‘The Flash’ #1 Hits The Ground Running [Review]
By Chris Sims
Of all the titles in the DC Reboot, the one that I’ve been the most curious about is Flash. It almost goes without saying that Francis Manapul is an incredible visual storyteller and I’ve definitely enjoyed his art from the past, but the transition to writing and drawing a book can be a tricky one. Since his new role on the book was announced, I’ve been wondering whether he could pull it off.
With this week’s release of Flash #1, we finally have the answer. Manapul doesn’t just make the transition, he does it by putting out one of the best titles in DC’s relaunch.
Despite my recent difficulties with the franchise, I love the Flash. For me, it’s the DC Universe book, and as I’ve said before, Mark Waid’s legendary run on the title was what drew me back in and made me love that entire universe of characters. Even beyond just the affection that I have, it’s one of those concepts that lends itself better to comic book storytelling than virtually any other medium. The way that comics work, with panels representing these moments that are simultaneously frozen in time and filled with action and movement gives them the ability to represent super-speed in a way that doesn’t work anywhere else. The best issues of Flash are the ones that show you things you can only see because you’re reading a comic, and a lot of the reason I love the medium so much comes from getting that experience from this title.

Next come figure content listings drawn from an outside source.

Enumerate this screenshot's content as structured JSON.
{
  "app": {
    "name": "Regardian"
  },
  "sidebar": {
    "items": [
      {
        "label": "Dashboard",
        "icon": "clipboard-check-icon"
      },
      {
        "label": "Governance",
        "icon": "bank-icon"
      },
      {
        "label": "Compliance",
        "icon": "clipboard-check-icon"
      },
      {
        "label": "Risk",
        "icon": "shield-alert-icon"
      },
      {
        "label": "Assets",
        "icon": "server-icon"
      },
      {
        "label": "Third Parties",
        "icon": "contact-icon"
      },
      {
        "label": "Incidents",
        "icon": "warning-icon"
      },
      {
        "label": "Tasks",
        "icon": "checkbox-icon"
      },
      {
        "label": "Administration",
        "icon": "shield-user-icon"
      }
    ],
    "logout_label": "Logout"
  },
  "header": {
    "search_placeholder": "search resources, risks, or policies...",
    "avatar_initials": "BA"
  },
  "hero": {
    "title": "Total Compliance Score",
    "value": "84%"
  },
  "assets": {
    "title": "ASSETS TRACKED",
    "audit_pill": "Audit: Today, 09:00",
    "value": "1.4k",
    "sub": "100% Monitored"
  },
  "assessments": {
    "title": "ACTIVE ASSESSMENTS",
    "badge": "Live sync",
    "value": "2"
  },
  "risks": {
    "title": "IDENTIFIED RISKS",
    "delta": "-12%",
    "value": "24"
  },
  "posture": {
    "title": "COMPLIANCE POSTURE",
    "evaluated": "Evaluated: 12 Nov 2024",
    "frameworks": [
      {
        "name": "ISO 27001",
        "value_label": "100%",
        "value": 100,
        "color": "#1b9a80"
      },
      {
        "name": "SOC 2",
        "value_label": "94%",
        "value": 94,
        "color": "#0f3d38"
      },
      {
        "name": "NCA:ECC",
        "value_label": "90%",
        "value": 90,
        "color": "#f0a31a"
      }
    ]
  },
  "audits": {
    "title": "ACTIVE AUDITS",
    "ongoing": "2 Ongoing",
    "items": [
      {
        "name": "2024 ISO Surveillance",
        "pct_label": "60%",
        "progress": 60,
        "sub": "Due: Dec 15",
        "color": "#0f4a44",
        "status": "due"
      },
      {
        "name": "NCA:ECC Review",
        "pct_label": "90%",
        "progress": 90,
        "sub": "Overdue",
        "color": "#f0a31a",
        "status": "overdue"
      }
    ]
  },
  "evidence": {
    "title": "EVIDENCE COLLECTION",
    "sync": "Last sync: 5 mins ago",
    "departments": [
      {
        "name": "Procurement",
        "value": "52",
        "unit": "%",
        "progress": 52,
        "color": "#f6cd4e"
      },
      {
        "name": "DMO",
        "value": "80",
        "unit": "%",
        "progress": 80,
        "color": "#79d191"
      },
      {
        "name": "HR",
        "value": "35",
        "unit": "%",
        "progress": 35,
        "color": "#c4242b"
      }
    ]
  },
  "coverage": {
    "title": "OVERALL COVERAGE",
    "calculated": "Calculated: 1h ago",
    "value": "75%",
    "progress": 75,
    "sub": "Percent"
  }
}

In short, it’s a book that I want to like, but also one that I hold to a pretty high standard. And if this issue’s any indication — and with all the hype surrounding the “New 52” and DC’s attempt to showcase the best they’ve got with these #1 issues, they’re definitely hoping it is — it’s a standard that Manapul meets.
It’s not much of a surprise that he does a good job here — it is, after all, his second shot at doing a comic called Flash#1 — and it’s even less surprising that the biggest strength of the comic comes from the visuals.
Right from the start, Manapul and colorist/co-writer Brian Buccellato pull off some amazing pages that introduce readers to the Flash and his powers. The double-page splash alone isn’t just gorgeous, it’s an incredible bit of storytelling. The panels that are converging on the flash of the bad guys doing their thing, the letters of his name forming smaller panels that show him using his powers to take out the bad guys, even the old-school Marvel style summary of who he is and what he does — it’s a beautiful introduction, and best of all, it’s fast. They hit you with the necessary information as quick as possible to get you on board with this adventure, which is exactly what this book ought to be doing.